Investec analyst Nicholas Keher upgraded the stock from ‘hold’ to ‘buy’ and lowered the target price of 560p to 497p after revising earnings per share estimates down for 2015 and 2016. Shares were trading at 389.1p at yesterday's close.
‘Ahead of the full year 2014 trading statement, which is due in the next few weeks and the preliminary results, we revise our estimates with earnings per share down 3% in 2015 and 7% in 2016,’ he said. ‘Our new estimates are below consensus in those years, but ahead for 2014.
‘We think our new estimates have removed much of the risk associated with the clinical trials supply division, which has proven to be volatile. Even against our lower target price, we think the shares offer an attractive opportunity.’
RM downgraded as share price strengthens
Educational software provider RM (RM) has been downgraded following ‘very strong’ share performance.
Numis analyst Will Wallis downgraded the stock from ‘buy’ to ‘hold’ but increased the target price from 178p to 185p.

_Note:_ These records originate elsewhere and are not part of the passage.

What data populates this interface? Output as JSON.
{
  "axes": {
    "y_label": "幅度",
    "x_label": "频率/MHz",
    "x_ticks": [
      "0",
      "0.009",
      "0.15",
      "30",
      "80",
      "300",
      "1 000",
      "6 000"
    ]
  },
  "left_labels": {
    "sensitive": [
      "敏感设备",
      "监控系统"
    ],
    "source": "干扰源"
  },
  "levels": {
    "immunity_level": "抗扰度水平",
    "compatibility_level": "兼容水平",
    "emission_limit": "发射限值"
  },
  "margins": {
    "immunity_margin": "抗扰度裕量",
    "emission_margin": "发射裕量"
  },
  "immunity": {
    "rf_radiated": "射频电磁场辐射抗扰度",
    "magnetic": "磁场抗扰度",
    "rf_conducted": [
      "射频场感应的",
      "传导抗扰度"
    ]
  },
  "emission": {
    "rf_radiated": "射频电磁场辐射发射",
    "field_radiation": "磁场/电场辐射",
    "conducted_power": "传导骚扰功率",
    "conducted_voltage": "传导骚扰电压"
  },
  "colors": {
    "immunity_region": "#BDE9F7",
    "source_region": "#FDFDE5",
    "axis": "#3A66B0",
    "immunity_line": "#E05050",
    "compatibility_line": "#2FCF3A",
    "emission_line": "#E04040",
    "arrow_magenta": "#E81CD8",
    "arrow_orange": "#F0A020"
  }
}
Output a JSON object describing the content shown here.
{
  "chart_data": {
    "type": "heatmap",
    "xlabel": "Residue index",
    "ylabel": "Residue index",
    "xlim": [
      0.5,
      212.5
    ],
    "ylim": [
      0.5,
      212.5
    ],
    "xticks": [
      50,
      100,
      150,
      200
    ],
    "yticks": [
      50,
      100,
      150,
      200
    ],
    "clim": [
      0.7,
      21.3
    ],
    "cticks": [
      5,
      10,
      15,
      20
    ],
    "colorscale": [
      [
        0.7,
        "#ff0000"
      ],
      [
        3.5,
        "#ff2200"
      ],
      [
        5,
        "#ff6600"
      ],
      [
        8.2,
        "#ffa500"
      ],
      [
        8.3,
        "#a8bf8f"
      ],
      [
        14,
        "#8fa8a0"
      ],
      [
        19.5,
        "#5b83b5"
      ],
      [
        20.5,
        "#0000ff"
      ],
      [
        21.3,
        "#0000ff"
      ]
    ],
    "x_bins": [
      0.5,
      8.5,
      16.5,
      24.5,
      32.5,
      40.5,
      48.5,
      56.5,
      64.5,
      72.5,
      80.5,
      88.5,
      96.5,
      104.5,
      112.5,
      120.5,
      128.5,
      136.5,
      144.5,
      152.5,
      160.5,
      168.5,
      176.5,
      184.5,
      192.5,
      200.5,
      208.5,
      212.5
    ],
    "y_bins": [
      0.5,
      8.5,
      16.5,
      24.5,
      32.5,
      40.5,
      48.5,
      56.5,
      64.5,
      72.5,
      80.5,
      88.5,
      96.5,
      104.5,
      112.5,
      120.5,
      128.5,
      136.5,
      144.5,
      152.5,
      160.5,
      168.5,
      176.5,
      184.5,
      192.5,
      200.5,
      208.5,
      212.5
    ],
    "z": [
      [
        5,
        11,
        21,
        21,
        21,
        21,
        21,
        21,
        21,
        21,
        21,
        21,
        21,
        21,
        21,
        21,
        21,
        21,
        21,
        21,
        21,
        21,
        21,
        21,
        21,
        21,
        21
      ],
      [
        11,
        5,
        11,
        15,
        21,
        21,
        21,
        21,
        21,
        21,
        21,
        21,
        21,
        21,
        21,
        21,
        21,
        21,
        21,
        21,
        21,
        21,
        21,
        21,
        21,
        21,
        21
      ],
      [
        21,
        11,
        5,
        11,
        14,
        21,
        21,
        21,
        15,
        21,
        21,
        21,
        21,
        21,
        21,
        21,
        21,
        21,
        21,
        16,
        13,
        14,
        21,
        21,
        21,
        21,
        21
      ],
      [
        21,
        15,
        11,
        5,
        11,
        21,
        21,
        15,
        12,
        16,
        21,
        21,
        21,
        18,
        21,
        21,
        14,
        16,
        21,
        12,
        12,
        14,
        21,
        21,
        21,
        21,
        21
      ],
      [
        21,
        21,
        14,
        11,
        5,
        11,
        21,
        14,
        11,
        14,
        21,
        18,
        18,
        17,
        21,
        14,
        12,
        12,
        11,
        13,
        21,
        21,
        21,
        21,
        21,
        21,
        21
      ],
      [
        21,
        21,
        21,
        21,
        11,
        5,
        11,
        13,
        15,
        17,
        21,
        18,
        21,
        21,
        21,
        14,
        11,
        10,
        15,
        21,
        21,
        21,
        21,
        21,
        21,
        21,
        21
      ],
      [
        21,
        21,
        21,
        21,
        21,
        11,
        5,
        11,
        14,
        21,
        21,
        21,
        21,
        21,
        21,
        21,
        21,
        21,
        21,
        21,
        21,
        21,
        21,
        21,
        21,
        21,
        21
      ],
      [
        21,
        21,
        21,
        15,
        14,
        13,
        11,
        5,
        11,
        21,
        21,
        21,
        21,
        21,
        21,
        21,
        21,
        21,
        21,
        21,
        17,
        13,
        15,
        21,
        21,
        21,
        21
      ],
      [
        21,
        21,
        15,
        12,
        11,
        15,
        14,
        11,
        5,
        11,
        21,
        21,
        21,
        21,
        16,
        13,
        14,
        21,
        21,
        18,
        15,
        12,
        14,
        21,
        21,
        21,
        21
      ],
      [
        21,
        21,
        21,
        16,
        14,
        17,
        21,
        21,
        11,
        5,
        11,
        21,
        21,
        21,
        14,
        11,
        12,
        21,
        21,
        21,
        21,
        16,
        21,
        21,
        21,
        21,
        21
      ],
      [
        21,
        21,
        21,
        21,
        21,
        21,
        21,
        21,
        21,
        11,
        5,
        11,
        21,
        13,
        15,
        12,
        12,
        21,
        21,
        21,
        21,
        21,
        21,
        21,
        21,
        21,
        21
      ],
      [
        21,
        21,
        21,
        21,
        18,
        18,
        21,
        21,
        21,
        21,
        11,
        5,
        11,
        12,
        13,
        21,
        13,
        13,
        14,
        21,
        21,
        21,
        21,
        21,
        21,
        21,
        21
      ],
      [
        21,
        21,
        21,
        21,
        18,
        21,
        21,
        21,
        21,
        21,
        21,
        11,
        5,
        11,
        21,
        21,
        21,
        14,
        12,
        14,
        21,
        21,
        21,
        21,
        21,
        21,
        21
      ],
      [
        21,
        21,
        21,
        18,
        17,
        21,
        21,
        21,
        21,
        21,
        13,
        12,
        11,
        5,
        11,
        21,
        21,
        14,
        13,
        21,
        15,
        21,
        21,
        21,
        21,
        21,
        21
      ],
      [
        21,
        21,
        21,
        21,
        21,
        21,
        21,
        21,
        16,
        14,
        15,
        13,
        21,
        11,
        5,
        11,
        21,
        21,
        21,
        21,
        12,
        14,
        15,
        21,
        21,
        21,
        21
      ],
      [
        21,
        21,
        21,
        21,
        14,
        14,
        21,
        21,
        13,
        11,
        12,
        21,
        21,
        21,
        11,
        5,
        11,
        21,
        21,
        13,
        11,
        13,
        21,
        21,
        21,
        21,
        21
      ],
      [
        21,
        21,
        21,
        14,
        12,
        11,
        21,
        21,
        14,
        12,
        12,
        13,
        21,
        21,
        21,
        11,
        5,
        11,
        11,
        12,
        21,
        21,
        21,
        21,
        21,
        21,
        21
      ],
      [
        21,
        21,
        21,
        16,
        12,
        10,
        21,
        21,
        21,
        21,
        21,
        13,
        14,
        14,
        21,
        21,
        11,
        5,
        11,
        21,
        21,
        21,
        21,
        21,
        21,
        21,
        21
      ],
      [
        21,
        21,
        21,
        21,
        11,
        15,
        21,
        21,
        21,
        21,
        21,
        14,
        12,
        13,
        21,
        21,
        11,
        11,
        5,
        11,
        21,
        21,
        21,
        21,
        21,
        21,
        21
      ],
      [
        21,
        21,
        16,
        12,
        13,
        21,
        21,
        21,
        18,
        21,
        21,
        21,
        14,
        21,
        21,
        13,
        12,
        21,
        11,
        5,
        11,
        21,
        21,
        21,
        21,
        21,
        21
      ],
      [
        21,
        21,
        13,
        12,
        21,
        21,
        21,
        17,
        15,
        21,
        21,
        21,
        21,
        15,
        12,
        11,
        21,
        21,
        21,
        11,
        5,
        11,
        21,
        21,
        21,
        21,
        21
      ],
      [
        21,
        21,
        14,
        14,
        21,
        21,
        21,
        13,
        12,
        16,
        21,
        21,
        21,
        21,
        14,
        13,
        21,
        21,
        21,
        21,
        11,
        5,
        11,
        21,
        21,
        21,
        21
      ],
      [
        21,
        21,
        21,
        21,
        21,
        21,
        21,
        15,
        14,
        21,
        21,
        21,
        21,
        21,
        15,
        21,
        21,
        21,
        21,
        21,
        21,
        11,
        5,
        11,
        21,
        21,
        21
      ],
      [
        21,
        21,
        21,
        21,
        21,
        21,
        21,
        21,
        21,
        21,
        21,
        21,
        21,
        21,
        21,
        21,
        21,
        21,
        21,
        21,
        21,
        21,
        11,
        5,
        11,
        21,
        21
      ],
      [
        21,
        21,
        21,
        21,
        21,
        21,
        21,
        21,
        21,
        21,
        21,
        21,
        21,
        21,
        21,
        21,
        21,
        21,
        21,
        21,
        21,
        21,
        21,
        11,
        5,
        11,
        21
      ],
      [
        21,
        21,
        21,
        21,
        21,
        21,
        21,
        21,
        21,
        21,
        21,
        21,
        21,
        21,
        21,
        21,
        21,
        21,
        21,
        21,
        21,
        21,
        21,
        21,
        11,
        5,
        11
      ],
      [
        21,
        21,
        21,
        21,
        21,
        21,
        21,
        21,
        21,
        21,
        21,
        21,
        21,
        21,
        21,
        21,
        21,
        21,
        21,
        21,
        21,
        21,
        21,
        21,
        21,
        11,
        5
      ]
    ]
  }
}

Shares were trading at 167p at yesterday's close.
Wallis said the company’s interim statement had been better than expected and upgraded 2014 profit before tax forecasts by around 10% but left longer term forecasts unchanged.
‘Management continues to execute extremely well, but challenges remain, and given the very strong share performance, we move to “hold” from “buy”,’ he said.
Wallis noted outperformance in education technology and resources but said its network solutions business has been ‘more subdued than expected’ and new products remained ‘at a very early stage’.
Robert Walters recruitment offers ‘significant’ long-term potential
Specialist recruitment company Robert Walters (RWA) is expecting full-year profits at the high end of expectations, leading Liberum to upgrade its earnings per share forecast.
Analyst David Brockton retained a ‘buy’ rating and a target price of 415p on the shares, which were trading at 315.3p at yesterday's close. However, he upgraded earnings per share estimates for 2014 by 7% and by 3% for 2015.
‘Second quarter growth of 12% continues the steady quarterly improvement,’ he said. ‘While foreign exchange headwinds persist, full-year profit is now expected to be at the upper end of market expectations, as double-digit underlying growth aids the profit drop-through.
‘Robert Walters offers significant long-term growth potential as it builds scale in Asia and further improves profit conversion.’
BAE set to return to modest growth
Defence giant BAE Systems (BAES) is returning to ‘relative stability’ and growth could be seen as early as next year.
Jefferies analyst Sandy Morris retained a ‘buy’ rating and upgraded the target price from 350p to 500p. Shares were trading at 426.4p at yesterday's close.
Morris said BAE was positioned to ‘return to modest organic growth in revenues’.
‘We believe BAE’s UK and US defence markets are returning to relative stability,’ said Morris. ‘If we layer BAE’s international business on top of stable UK and US markets, there is a good prospect of BAE returning to modest organic growth, perhaps in 2015, more likely 2016.
‘Throw the buy-back programme and attractive dividend yield into the mix and we believe BAE promises an attractive overall return.’